Among these five proposals, there are several common themes with slight variations to each. Some recommend the repeal of portions of the ACA, while others offer replacement plans. Employers can stay on top of the changing ACA landscape by keeping an eye on reform proposals that address the following:
With individual mandates, it’s not likely there will be an immediate repeal of the exchange program due to the number of covered individuals who would be without coverage. However, a potential modification of the premium tax subsidy is expected and could be replaced by some type of tax credit, but employers may not see this for at least the next two years.
The elimination of the pay or play components of IRC 4980H is likely. This could include no longer requiring minimum essential coverage, offering affordable coverage or meeting minimum value requirements. Another employer favorite, ACA reporting, is unlikely to be eliminated and more likely to be replaced with more simplified reporting, with proposals introducing the idea of “continuous coverage.”
The various coverage components of ACA are all under scrutiny, including, but not limited to: cost limitations, preventive care, pre-existing condition exclusions, coverage for dependent children up to age 26, limitations on waiting periods, definition of full-time employee, and purchasing coverage across state lines. No coverage components are guaranteed a place in the new administration, and many are expected to be tossed out when new sanctions are put in place.
The so-called Cadillac tax has seen a lot of air time, resulting in a delay until 2020. Many expect that there will be more attention given to either a repeal or replacement with some type of cap on the taxability of employer provided health coverage. Some even predict there will be an inclusion of health FSA benefits in the calculation of the Cadillac tax.
HRAs, HSAs and FSAs
Health reimbursement arrangement plans have already seen several changes with the introduction of the 21st Century Cures Act, permitting small employers to adopt an HRA that can be used to pay individual plan medical premiums. It would be no surprise to employers if additional HRA plan design flexibility is introduced.
Similarly, health savings accounts appear to be popular in many proposals and an expansion of those plans is likely, including increased contribution limits, reducing the current excise tax for distributions and modifying the eligibility rules. Some proposals have a whole host of recommendations, ranging from changing some of the restrictions on flexible spending accounts to the prohibition on over-the-counter reimbursement without a prescription.

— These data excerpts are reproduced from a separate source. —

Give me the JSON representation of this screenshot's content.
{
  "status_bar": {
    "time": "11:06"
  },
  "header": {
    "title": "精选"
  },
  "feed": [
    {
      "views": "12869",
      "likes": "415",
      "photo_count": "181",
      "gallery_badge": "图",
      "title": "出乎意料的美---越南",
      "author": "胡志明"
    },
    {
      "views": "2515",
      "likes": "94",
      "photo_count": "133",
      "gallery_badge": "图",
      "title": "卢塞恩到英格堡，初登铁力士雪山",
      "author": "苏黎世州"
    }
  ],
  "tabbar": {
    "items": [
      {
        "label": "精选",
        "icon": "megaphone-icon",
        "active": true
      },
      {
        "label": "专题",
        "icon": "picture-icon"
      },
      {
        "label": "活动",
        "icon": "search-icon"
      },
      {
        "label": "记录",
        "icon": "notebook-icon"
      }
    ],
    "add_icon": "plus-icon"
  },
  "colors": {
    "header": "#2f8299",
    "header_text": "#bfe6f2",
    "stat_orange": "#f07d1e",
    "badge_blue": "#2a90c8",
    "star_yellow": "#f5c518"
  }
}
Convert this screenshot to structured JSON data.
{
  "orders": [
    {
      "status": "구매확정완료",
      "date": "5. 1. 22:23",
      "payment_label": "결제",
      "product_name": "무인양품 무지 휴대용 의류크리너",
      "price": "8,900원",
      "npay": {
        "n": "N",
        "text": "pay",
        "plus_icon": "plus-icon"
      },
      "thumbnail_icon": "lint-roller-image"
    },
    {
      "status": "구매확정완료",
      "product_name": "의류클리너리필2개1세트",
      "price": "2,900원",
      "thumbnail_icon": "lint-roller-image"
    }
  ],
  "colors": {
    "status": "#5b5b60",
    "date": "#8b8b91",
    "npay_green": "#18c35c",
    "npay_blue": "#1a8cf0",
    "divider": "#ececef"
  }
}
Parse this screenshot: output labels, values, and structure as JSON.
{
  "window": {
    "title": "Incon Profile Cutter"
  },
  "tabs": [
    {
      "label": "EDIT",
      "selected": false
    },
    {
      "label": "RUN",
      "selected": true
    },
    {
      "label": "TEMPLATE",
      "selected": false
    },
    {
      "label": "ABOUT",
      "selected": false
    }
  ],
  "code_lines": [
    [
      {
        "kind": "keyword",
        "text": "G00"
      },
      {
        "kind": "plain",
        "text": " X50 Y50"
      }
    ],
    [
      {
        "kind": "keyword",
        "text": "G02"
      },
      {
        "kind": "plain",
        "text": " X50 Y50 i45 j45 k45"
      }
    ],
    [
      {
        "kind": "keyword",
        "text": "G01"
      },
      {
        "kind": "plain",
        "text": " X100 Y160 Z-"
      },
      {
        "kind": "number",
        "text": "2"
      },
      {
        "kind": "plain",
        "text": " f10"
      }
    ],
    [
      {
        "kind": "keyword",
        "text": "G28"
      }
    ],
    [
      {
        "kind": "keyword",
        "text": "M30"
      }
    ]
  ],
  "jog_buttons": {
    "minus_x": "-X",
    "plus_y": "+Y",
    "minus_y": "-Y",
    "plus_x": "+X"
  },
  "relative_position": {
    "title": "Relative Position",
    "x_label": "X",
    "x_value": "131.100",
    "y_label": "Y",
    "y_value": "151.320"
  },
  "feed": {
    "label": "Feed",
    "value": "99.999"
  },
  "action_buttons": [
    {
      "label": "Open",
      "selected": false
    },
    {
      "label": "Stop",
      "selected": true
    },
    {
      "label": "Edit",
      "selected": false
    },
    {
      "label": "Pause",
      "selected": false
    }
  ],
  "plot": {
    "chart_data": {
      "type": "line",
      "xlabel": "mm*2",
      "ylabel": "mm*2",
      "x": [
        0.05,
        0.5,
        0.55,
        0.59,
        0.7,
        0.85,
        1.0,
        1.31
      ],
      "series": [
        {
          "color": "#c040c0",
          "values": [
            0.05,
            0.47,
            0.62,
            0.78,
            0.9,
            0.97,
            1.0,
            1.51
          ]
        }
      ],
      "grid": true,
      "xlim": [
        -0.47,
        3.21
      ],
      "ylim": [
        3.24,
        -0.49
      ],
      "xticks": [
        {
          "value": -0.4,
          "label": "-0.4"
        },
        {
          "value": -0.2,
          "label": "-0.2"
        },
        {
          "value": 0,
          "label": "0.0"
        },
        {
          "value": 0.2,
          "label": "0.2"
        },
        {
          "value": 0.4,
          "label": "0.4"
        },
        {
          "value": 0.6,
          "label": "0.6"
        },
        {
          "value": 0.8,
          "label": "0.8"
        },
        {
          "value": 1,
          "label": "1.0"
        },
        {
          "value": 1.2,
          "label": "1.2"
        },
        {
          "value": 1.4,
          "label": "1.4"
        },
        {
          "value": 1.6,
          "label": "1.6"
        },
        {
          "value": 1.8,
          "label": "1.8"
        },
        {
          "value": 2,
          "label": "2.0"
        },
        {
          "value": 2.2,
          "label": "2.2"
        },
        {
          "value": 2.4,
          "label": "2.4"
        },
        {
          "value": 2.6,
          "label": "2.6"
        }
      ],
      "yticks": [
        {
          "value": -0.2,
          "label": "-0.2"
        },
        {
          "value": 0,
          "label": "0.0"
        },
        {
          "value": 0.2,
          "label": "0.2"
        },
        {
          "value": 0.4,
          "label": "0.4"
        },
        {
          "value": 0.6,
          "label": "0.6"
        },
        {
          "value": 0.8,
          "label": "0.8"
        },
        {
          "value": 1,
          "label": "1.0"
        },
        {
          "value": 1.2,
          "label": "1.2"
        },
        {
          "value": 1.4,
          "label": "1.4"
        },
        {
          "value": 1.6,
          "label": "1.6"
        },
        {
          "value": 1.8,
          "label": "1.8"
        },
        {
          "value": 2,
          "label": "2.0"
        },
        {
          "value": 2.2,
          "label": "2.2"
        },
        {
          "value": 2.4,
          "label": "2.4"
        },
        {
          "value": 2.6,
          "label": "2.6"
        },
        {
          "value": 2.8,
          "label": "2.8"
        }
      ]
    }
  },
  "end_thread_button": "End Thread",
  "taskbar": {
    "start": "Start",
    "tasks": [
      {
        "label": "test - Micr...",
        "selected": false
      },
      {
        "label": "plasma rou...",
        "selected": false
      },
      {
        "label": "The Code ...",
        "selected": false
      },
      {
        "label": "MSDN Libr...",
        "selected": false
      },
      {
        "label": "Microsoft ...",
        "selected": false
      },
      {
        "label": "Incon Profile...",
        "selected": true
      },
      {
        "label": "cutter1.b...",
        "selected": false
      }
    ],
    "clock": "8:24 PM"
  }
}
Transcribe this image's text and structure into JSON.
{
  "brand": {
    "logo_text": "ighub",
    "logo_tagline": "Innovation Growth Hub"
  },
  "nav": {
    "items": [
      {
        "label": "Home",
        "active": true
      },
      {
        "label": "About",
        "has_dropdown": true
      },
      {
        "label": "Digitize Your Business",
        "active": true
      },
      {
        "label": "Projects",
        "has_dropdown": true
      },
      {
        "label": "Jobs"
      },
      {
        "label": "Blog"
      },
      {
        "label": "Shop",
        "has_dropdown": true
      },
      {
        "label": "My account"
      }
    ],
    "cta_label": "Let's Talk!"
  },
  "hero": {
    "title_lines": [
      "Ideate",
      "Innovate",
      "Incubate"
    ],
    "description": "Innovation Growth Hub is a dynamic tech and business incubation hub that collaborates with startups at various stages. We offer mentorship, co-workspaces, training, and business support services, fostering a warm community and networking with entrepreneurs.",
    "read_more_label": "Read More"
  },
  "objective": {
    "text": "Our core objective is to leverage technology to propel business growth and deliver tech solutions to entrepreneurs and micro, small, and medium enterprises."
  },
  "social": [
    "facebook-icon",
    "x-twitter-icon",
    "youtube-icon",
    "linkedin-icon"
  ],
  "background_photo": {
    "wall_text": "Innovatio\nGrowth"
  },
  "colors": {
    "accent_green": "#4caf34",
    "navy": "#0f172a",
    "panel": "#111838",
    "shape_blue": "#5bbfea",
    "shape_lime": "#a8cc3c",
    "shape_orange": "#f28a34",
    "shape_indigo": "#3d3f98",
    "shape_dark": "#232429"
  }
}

Maintaining the status quo
For now, employers are still obligated to comply with all ACA provisions, and there are many benefit changes that were part of the ACA that employers may not want to undo. Employers may still want to offer coverage to dependents up to age 26 or continue without pre-existing condition rules. Each of the 400-plus ACA components will have to be evaluated individually in order to determine what benefits make sense to keep. No easy feat.
From an employer perspective, until further regulatory guidance is released, the final regulations implementing the employer mandate and its reporting requirements remain in effect. Now that Trump has taken initial action on the ACA, it may ease the pressure on Congress. But only time will tell.
Sheryl Simmons is the chief human resources officer for Chicago-based employee health and benefits company Maestro Health.